I had read both of these books, years apart, back when they were new (or at least newer). So it's been a very long time (published in 1991 and 1999). So I was in for a couple of surprises when I decided to re-read them -- together -- for the Women Unbound reading challenge. I remembered that Margaret had become a priest and the general story line. But let me tell you about a couple of things that surprised me. Some of you may remember that I wrote about having a RE-birthday party to celebrate one year since my bypass surgery, which gave me new life and vitality. Exactly one week later, I started reading this book and found THIS on page 9:
"I remember one evening in particular, the evening of Madelyn's 'new birthday.' She had proclaimed that from now on she would celebrate her birthday on the date of her successful triple bypass the previous year, when she had been born again."Madelyn wasn't the main character, and her "new birthday" was just a couple of sentences in a 405-page novel. Did I subconsciously remember that from about a decade ago? Or did the author and I both dream it up independently? Whatever, the synchronicity of finding it just after celebrating MY new birthday was really a strange feeling.
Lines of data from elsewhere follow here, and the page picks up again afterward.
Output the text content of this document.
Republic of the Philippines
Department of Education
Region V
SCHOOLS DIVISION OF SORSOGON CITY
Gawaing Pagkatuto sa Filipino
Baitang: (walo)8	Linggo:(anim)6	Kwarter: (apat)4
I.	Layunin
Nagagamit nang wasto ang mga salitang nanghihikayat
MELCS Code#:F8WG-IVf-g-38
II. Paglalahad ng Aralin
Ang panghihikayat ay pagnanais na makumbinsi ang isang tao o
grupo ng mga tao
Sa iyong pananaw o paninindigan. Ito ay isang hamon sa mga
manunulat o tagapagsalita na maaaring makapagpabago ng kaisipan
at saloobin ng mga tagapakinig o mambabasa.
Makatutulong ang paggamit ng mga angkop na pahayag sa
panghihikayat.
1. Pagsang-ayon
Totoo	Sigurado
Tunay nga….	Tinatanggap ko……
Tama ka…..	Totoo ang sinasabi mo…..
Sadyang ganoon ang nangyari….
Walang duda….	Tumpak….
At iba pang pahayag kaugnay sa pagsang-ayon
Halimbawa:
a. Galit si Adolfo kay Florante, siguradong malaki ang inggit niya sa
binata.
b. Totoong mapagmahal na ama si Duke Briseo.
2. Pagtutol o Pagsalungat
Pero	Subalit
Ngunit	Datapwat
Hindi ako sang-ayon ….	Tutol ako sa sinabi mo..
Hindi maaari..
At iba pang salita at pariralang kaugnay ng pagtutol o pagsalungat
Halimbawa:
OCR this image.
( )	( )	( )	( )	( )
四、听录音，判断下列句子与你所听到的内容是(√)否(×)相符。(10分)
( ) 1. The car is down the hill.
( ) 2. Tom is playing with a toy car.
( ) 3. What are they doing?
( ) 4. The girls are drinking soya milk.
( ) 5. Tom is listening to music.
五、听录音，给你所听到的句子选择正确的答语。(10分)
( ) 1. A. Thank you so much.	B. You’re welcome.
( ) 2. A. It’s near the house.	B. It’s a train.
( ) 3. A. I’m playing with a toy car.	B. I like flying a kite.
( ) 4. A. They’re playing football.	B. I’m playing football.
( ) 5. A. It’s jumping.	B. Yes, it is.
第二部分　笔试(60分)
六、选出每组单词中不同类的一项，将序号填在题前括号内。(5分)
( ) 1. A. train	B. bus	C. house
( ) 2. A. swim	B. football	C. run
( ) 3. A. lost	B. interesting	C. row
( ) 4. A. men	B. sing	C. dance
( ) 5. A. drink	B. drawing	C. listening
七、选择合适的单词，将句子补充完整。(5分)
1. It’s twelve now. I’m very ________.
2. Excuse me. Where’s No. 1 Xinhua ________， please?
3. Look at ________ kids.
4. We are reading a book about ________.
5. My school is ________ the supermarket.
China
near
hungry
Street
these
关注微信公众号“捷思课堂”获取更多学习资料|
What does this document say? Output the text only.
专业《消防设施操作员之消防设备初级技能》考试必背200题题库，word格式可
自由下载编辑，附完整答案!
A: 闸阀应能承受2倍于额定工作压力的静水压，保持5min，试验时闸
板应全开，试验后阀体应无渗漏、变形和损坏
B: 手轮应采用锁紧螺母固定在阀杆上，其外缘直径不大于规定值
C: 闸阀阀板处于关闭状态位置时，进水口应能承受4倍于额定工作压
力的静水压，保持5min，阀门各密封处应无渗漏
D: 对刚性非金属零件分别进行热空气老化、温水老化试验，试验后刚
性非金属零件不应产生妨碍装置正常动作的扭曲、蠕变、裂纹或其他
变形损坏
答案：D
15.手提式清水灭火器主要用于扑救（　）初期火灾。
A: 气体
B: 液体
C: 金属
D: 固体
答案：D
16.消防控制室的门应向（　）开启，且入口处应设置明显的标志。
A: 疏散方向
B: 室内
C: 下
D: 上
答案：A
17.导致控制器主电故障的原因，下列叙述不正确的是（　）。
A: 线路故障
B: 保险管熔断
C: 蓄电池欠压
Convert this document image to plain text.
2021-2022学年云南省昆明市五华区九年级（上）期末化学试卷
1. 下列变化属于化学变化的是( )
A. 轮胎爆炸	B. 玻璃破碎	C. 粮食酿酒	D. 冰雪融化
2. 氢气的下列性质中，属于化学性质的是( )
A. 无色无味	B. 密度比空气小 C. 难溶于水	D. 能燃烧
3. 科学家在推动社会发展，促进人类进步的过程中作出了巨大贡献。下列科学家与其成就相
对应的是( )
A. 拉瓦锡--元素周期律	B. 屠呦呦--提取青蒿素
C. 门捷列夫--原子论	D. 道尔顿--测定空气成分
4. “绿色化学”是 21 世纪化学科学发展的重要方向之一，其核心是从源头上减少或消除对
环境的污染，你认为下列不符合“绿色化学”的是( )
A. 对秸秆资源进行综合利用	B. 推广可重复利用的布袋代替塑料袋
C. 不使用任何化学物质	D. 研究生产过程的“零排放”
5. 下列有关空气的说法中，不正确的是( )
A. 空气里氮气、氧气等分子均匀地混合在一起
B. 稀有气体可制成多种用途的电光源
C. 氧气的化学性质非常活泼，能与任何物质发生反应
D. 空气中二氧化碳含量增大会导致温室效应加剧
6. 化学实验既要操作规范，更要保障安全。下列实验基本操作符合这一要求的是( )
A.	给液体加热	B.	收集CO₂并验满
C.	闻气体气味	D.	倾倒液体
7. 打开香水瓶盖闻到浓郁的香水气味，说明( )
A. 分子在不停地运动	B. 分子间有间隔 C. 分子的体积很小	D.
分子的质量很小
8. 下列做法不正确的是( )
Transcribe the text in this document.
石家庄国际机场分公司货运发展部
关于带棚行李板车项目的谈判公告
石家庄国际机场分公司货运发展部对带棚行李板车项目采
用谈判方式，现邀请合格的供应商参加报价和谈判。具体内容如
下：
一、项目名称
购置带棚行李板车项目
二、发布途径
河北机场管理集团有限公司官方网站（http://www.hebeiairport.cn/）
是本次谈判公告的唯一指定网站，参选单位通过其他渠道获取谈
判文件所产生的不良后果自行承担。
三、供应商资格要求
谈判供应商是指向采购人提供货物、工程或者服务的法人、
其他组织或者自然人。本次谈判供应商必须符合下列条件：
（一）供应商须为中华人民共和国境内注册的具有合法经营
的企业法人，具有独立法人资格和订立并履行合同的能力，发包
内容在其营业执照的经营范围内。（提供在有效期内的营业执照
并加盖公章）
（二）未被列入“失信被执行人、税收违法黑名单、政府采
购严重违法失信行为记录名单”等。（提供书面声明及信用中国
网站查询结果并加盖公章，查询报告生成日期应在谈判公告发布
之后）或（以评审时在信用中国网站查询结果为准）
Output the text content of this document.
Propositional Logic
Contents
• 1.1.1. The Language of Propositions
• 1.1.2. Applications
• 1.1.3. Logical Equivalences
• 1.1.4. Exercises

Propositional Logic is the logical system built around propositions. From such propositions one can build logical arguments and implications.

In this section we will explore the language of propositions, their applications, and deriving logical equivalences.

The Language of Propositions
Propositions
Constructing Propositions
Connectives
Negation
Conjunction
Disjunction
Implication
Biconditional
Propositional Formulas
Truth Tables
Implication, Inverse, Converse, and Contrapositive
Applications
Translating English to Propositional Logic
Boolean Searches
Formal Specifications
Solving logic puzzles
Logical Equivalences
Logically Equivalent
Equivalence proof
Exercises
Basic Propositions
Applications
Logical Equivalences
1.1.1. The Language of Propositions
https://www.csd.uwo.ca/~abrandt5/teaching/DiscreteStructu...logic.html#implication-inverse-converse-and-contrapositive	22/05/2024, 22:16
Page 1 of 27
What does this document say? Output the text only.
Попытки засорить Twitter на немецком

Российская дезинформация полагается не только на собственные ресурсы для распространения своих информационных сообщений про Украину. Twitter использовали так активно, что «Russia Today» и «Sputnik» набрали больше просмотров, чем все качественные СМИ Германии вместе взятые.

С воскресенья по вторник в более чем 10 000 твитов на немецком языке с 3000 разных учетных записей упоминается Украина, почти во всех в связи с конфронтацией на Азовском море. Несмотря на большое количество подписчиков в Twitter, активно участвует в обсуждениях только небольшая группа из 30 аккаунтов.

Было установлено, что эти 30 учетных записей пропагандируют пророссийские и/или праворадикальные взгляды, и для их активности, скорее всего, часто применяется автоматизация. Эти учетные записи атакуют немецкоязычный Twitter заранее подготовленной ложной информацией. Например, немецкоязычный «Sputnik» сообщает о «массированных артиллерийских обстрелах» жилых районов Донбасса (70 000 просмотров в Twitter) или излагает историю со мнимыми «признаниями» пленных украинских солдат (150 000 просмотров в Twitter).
Another part of the book that was much more immediate and real to me this time was a fire at the church in the novel. It felt eerie in that I had witnessed the fire that burned down the church a block from my house only six months earlier. I wrote about the church fire back in August, here and here. This photo is one I took while the church blazed. The destruction of the St. Elmo church hit me hard because I had preached a series of sermons there a few years back and had visited a Sunday morning service not long before it burned.
This book had already been one that I felt a kinship to because Margaret, the main character, was the pastor of a church. I am an ordained United Methodist minister, which means we don't do the rituals and wear the same vestments that Episcopalians do, but I could relate to her doing weddings for members of her church and being called in the middle of the night to go through the fog to be with a new widow at the hospital. I wrote down what the undertaker said when he was talking to that widow. It's an interesting thought:
"Much better ... to die living than to live dying" (p. 120).I don't know if life is imitating art or the other way around, but I found a lot of agreement with things Margaret thought:
"I recalled my father saying he sometimes felt his most vital mission at St. Cuthbert's wasn't to comfort the afflicted but to afflict the comfortable. 'We can't all be so fortunate as to minister to lepers and thieves and prostitutes,' he'd say. 'Some of us are called to the much less dramatic task of stirring up the sediment in complacent souls'." (pp. 42-43).This book is perfect for the Women Unbound reading challenge (this link takes you to my musings on being a feminist). Margaret is musing here about the discussion she and her oldest friend had about names:
"She had been baiting me, in her usual Harriet-way, this time about my choosing to take Adrian's name. Having 'kept' hers when she married Georgie Gaines, she was going on about this being yet another symptom of my self-obliterating intentions, meanwhile preening over her own 'gesture of independence' until finally I had enough and pointed out that it was no more independent to keep your father's name than to take your husband's, and, if she really believed independence was a matter of what you called yourself, then the truly independent gesture on her part would be to give herself an entire new name, devoid of all parental input" (p. 112).My rating stays the same as before: 10 of 10, because I couldn't put it down either time.
NOTE: I also wrote about this book here, where I also mentioned the 10/10 rating.